Читать книгу «Княгиня Ольга. Львы Золотого царства» онлайн полностью📖 — Елизаветы Дворецкой — MyBook.
image
cover

– Он спрашивал, когда мы уже собираемся начать выполнять Ингорев договор и защищать греческие владения в Таврии. Жаловался, что вместо этого русы лишь сами укрепляются близ устья Днепра и угрожают подданным василевса в Корсуньской стране[9].

– Как же нам не укрепляться? Мы должны защищать свои торговые пути.

– Именно это мы им и говорили.

– Я знаю. И если греки не обещают нам помочь с хазарами, то пусть не надеются, что я буду помогать им с сарацинами. Вы так ничего и не добились?

– Мы говорили о войске. Ты мог бы дать хотя бы немного людей для войны на Крите, а тогда греки успокоятся насчет Таврии. Им тревожно, когда у нас тут слишком много руси, которой нечем себя занять и нужна добыча.

– И в этом они правы! – Святослав хлопнул себя по коленям. – У меня люди, которых надо чем-то занять на лето! Ты же сама все стонешь, как дорого стоит содержать большую дружину! А такая дружина есть не только у меня: она есть у Тородда, у Кольфинна, у Торда, у Анунда, у Грозничара, у Вестима! У Ингвара ладожского и прочей отцовой родни на севере! И всем нужны слава и добыча!

– Так почему ты не хочешь оправить людей служить грекам? Василевс возьмет на себя их содержание, а мы вздохнем полегче. И они получат часть добычи.

– Содержание! – Святослав вскочил на ноги. – И что? Что он им заплатит? Ты думаешь, я не знаю, сколько получают люди в его войске для Крита? Где наших перебили разом шестьсот человек! Стоило головы класть! А добычи там не будет, потому что стратилаты все забирают себе: цесарское, значит, имущество!
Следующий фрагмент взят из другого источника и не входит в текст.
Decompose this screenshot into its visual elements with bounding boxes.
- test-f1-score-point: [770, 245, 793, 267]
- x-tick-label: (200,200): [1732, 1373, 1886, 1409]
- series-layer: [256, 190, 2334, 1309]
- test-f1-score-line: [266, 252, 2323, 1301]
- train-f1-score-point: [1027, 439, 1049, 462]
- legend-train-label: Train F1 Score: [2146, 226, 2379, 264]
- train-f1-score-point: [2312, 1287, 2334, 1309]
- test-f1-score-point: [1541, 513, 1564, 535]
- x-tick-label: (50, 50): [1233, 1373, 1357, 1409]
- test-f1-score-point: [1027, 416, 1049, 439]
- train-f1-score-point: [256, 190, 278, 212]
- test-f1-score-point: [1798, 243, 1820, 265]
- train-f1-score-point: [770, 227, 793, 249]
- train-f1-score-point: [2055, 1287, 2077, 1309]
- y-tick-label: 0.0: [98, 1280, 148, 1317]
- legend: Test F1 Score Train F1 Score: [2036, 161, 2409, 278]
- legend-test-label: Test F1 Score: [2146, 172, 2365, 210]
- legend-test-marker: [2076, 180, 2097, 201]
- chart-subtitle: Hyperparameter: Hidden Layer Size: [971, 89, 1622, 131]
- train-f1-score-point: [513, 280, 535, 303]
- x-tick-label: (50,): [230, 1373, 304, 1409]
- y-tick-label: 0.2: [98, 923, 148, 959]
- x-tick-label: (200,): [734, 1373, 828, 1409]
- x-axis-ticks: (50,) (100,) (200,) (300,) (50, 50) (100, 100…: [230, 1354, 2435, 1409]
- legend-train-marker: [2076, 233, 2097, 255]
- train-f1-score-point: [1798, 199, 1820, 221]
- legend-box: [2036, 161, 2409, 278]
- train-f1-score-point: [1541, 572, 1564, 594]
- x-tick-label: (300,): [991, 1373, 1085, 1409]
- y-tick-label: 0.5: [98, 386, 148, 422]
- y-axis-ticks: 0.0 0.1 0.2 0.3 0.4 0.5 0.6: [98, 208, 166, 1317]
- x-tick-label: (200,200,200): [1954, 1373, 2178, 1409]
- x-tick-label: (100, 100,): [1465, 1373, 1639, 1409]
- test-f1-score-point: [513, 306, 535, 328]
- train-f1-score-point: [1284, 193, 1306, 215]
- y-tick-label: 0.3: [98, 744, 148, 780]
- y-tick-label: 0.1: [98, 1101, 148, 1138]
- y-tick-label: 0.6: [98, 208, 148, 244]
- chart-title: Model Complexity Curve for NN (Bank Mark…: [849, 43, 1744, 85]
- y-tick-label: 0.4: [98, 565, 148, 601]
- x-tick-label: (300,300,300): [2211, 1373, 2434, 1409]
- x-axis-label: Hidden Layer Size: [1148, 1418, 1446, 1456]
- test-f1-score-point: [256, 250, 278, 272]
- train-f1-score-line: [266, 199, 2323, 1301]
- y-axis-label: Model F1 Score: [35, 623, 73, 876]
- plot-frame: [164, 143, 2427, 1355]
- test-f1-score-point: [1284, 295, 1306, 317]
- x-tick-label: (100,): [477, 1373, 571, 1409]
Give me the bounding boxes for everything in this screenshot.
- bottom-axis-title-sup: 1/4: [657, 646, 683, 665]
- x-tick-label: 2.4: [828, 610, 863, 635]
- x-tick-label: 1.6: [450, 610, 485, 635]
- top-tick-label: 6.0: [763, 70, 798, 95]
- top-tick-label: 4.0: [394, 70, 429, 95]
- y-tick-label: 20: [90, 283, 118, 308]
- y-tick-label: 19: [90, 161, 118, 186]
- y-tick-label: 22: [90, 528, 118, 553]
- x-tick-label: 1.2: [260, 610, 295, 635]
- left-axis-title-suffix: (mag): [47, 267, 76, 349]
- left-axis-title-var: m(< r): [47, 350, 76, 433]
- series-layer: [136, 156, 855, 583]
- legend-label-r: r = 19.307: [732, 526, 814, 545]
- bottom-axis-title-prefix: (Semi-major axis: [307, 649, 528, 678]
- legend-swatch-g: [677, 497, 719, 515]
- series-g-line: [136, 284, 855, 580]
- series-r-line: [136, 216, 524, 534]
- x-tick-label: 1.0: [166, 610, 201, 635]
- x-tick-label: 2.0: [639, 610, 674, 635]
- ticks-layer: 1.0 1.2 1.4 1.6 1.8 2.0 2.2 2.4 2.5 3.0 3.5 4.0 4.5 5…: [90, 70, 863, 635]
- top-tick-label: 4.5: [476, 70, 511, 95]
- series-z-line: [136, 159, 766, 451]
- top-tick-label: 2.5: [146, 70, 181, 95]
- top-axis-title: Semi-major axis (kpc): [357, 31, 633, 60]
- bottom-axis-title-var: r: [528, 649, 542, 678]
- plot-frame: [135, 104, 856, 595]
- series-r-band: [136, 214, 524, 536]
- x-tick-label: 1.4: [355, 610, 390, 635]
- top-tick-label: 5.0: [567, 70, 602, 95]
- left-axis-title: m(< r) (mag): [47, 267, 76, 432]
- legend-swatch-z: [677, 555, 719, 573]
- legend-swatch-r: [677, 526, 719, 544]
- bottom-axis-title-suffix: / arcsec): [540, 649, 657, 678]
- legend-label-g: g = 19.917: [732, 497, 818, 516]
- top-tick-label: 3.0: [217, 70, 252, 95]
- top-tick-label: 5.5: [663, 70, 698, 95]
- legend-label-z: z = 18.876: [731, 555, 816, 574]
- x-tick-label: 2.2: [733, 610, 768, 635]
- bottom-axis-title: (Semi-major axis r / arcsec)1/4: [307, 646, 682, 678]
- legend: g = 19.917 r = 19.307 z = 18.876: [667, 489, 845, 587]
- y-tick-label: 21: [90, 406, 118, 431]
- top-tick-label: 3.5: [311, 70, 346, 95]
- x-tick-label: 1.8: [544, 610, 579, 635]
– Но всегда добыча передавалась конунгу…

– А конунг брал себе десять долей, остальное раздавал людям! Можешь не учить меня дружинным обычаям, я их знаю! А вот греки не знают и знать не хотят! И к ним идут служить только всякие раззявы и неудачники, или беглые, с кем уж никто связываться не хочет. Мои парни не желают служить на таких условиях. И я не могу их заставить. Русы – свободные люди, имеющие право на добычу, взятую своей кровью и отвагой. Дураку понятно, почему греки пытаются наших нанимать – чтобы не искали себе добычи сами, какая понравится. Особенно у них в Таврии. Они хотят, чтобы мы проливали свою кровь ради их выгод и получали за это по три медных фоллиса! Пусть поищут дураков еще где, а у нас таких нет!

Ярик на коленях у Эльги вдруг заплакал: видимо, его напугал голос отца, полный бурного негодования.

– Не реви! – уже потише, но сурово сказал Святослав и взял сынка на руки. – Слушай и учись! Как раз дедов договор закончится, пока ты подрастешь. Вот сравняется тебе семнадцать – оно и выйдет тому договору тридцать лет. Пойдем на греков, а? Пойдешь с батькой?

Он слегка подкинул дитя, будто побуждая поскорее расти. Эльга вздохнула: хотелось взяться руками за голову и начать раскачиваться в отчаянии.

Вот оно опять! Как ровно двадцать лет назад, когда дружина еще от Олега Предславича, тогдашнего князя руси, требовала вести ее за славой и добычей. Как десять лет назад, когда русь, договором лишенная возможности искать всего этого у греков, пошла на Смолянскую землю; благодаря тому походу Прияслава Свирьковна и попала в конце концов сюда, в эту избу, и в животе у нее теперь бьет ножками еще один будущий воин Олегова и Ингварова рода. А она, Эльга, все эти годы пытается найти другой путь, который не толкал бы русь каждые несколько лет на поиски новой войны.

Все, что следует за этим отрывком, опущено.